Il rumore della porta che si chiude alle spalle senza che ci si volga indietro, come prescritto dal Guardiano, termina definitivamente il periodo in cui si e` Viandanti-spettatori degli eventi.  Infatti all’inferno erano ‘gli altri’ ad essere condannati’; nell’antipurgatorio erano ‘gli altri’ a dover aspettare; e la loro sofferenza ha insegnato cio` che non va fatto.
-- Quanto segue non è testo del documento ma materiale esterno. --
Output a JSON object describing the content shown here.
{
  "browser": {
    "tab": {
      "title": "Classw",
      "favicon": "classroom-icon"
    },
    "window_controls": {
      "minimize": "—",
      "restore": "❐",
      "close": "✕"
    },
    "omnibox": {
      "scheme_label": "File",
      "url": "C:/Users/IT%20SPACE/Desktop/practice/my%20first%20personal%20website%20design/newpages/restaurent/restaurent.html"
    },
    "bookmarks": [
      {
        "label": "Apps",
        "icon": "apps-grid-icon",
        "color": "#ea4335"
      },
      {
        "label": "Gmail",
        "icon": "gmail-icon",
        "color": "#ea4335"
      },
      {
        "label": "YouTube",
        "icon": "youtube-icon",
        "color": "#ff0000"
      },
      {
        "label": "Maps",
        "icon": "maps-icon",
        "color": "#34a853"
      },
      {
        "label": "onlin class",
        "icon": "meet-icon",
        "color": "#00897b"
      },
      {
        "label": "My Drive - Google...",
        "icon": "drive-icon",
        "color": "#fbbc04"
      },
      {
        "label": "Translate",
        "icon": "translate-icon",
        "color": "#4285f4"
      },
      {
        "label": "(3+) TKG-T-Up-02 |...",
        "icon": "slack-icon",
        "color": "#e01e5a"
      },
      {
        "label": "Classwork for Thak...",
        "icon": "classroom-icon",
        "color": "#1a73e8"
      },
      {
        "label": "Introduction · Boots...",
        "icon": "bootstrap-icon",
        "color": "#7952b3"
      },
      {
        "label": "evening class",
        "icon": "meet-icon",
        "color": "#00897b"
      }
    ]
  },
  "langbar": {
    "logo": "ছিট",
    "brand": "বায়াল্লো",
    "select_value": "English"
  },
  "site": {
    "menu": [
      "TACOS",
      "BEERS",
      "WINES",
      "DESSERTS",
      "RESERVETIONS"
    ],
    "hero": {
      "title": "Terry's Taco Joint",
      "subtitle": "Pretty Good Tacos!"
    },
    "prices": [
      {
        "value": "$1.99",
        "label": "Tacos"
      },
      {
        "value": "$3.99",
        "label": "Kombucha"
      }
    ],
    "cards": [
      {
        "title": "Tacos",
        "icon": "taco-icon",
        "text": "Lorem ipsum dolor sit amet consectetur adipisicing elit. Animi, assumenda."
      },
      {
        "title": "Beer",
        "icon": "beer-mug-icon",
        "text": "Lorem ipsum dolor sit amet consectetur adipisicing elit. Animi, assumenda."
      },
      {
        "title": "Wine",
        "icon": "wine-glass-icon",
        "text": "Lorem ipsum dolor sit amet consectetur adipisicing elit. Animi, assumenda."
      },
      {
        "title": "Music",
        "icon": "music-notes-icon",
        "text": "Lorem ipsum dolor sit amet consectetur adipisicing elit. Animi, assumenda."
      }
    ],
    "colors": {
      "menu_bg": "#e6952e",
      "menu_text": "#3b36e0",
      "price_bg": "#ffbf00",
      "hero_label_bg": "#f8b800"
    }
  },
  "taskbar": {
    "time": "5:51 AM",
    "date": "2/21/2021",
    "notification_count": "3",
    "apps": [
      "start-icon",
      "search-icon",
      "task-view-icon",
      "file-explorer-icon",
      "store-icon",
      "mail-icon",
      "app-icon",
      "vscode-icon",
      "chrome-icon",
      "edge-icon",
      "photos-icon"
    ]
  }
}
Si puo` e si deve imparare dall’esperienza altrui e, ovviamente, non e` necessario morire bruciati per sapere che il fuoco scotta o diventare tossico-dipendenti per sapere  che la droga avvelena, ma per gli errori che ci sono propri, quelli che facciamo continuamente, dobbiamo sempre pagare le conseguenze personalmente. Per il Discepolo sul Sentiero da questo momento in poi  la purificazione  deve avvenire  in prima persona. Le sette ‘P’ incise dalla spada dell’Angelo sulla fronte sono quelle relative ai peccati del momento, alle tendenze  negative radicate nell’anima, quelle che devono essere ‘lavate’ ad una ad una, perché  si possa  guadagnare l’esperienza del Divino.
Noi salavam per una pietra fessa,
che si moveva e d’una e d’altra parte,
sì come l’onda che fugge e s’appressa. 9

"Qui si conviene usare un poco d’arte",
cominciò ’l duca mio, "in accostarsi
or quinci, or quindi al lato che si parte". 12
I due Viandanti salgono ora per una roccia spaccata, (disegnata) a curve come le onde del mare, che vanno avanti e indietro. La Guida consiglia: “Conviene fare attenzione, accostandoci un po` da una parte, un po` dall’altra, al lato che rientra (evitando le sporgenze)”.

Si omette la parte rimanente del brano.